Book Synopsis Family and Frontier in Colonial Brazil : Santana de Parnaíba, 1580-1822 by : Alida C. Metcalf
Download or read book Family and Frontier in Colonial Brazil : Santana de Parnaíba, 1580-1822 written by Alida C. Metcalf and published by . This book was released on 2022 with total page 0 pages. Available in PDF, EPUB and Kindle. Book excerpt:
Download or read book Colonial Brazil written by Leslie Bethell and published by Cambridge University Press. This book was released on 1987-05-07 with total page 416 pages. Available in PDF, EPUB and Kindle. Book excerpt: Colonial Brazil provides a continuous history of the Portuguese Empire in Brazil from the beginnings of the sixteenth to the nineteenth centuries.

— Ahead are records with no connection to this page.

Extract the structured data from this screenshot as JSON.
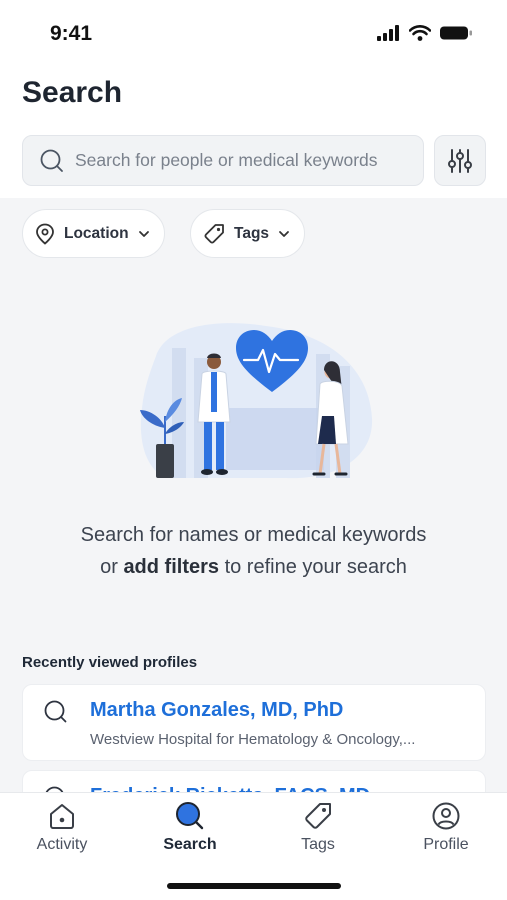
{
  "status_bar": {
    "time": "9:41"
  },
  "header": {
    "title": "Search",
    "search_placeholder": "Search for people or medical keywords"
  },
  "filters": [
    {
      "label": "Location",
      "icon": "location-pin-icon"
    },
    {
      "label": "Tags",
      "icon": "tag-icon"
    }
  ],
  "empty_state": {
    "line1": "Search for names or medical keywords",
    "line2_prefix": "or ",
    "line2_bold": "add filters",
    "line2_suffix": " to refine your search"
  },
  "recent": {
    "title": "Recently viewed profiles",
    "items": [
      {
        "name": "Martha Gonzales, MD, PhD",
        "subtitle": "Westview Hospital for Hematology & Oncology,..."
      },
      {
        "name": "Frederick Ricketts, FACS, MD",
        "subtitle": ""
      }
    ]
  },
  "tabs": [
    {
      "label": "Activity",
      "icon": "home-icon"
    },
    {
      "label": "Search",
      "icon": "search-icon",
      "active": true
    },
    {
      "label": "Tags",
      "icon": "tag-icon"
    },
    {
      "label": "Profile",
      "icon": "user-icon"
    }
  ],
  "colors": {
    "accent": "#1E6FD9",
    "heart": "#2F73E0",
    "background": "#F4F5F7"
  }
}
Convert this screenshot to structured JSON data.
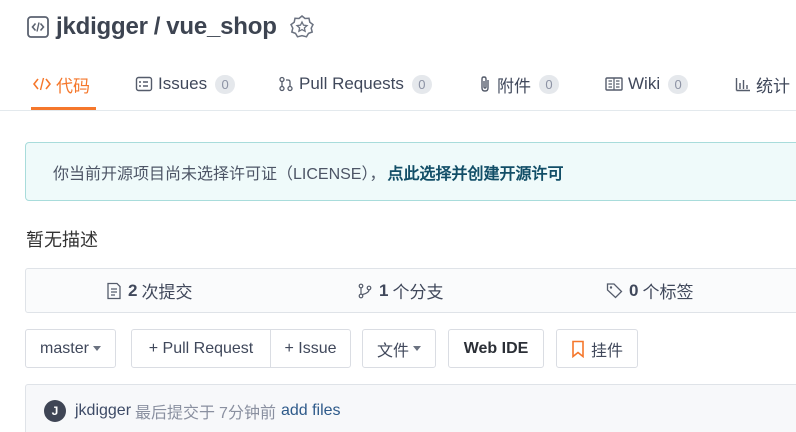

Book Synopsis A History of Colonial Brazil, 1500-1792 by : Bailey Wallys Diffie
Download or read book A History of Colonial Brazil, 1500-1792 written by Bailey Wallys Diffie and published by . This book was released on 1987 with total page 622 pages. Available in PDF, EPUB and Kindle. Book excerpt:
Download or read book Colonial Brazil written by and published by . This book was released on 197? with total page 116 pages. Available in PDF, EPUB and Kindle. Book excerpt:
Book Synopsis Frontiers of Citizenship by : Yuko Miki
Download or read book Frontiers of Citizenship written by Yuko Miki and published by Cambridge University Press. This book was released on 2018-02-08 with total page 313 pages. Available in PDF, EPUB and Kindle. Book excerpt: An engaging, innovative history of Brazil's black and indigenous people that redefines our understanding of slavery, citizenship, and national identity. This book focuses on the interconnected histories of black and indigenous people on Brazil's Atlantic frontier, and makes a case for the frontier as a key space that defined the boundaries and limitations of Brazilian citizenship.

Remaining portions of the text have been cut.